Michael Nash, presiding judge of the juvenile division of the Los Angeles Superior Court, erred legally when he issued a blanket order opening dependency hearings to the press unless others involved in the case objected. So concluded the Second District Court of Appeal in its tentative ruling made public today.
As noted here, Judge Nash’s order went into effect almost two years ago. But the Court of Appeal said that it turned state law on its head, creating a presumption of press access contrary to a provision of the Welfare and Institutions Code, which presumes closed dependency hearings unless a court makes an exception based on good cause shown and lack of harm to the child in the case.
Today’s ruling, although formally labeled Tentative, is likely to be the last word on the issue unless the legislature were to amend the code, since the only party participating in further oral argument will be the juvenile appellant A. L., who began the litigation by objecting to a judge’s admission to his (or her) hearing of a Los Angeles Times reporter. A.L. did not name the Times as a real party in interest to the case, disabling it from arguing the correctness of Judge Nash’s order. The Court of Appeal did not foreclose judges from admitting reporters in future cases, but made it clear such exceptions to the rule would be extraordinary indeed.

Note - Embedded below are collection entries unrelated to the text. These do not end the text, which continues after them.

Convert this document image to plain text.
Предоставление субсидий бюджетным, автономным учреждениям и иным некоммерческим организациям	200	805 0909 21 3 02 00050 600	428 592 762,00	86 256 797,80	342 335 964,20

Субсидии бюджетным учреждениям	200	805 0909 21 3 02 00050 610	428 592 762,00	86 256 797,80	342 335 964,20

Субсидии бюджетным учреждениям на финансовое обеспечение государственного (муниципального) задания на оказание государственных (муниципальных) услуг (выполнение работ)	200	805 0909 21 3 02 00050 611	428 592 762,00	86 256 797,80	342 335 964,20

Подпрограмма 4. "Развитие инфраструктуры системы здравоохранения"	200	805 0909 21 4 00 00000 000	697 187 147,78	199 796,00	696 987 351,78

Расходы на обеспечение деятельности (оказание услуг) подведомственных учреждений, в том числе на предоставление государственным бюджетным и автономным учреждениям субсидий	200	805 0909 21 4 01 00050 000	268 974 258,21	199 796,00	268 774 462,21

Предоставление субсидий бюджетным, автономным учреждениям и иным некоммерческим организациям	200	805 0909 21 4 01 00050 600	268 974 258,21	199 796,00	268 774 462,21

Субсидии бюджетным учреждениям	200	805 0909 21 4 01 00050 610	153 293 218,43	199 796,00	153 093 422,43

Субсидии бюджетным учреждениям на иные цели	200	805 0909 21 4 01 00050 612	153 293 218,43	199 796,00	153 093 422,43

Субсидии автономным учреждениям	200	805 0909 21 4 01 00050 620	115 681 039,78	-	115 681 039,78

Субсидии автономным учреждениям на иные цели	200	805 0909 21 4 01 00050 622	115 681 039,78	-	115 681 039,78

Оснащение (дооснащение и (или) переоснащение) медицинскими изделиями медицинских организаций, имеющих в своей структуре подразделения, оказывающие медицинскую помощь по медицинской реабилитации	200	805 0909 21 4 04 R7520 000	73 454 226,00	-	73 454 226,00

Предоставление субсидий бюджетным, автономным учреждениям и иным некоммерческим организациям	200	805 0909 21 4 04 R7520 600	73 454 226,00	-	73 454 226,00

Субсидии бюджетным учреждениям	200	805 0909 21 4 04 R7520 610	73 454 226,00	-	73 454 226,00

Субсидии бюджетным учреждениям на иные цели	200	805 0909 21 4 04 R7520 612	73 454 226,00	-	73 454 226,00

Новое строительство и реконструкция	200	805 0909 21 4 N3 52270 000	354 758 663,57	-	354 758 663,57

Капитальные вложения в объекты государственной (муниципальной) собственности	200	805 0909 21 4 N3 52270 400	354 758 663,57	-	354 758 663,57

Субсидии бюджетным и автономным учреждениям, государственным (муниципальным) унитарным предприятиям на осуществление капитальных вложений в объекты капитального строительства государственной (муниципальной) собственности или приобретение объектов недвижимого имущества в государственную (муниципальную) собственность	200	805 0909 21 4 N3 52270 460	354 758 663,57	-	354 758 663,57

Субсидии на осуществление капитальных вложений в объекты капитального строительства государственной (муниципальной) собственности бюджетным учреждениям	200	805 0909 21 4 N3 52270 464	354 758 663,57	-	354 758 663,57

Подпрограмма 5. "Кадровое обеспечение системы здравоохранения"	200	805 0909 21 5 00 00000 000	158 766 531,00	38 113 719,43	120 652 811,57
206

Consequently, the press must ultimately persuade the court that the balance of competing interests should be weighed in its favor – that is, there is no reasonable likelihood that access will be harmful to the child’s best interests. This does not mean the child or party opposing access has no burden to produce evidence; unless the opposing party produces some evidence of the likelihood of harm, a judge or referee would be free to find, based on information in the record already before him, that the member of the press has a legitimate interest and there is no reasonable likelihood of harm to the child. But the press in the end must persuade the court on this point.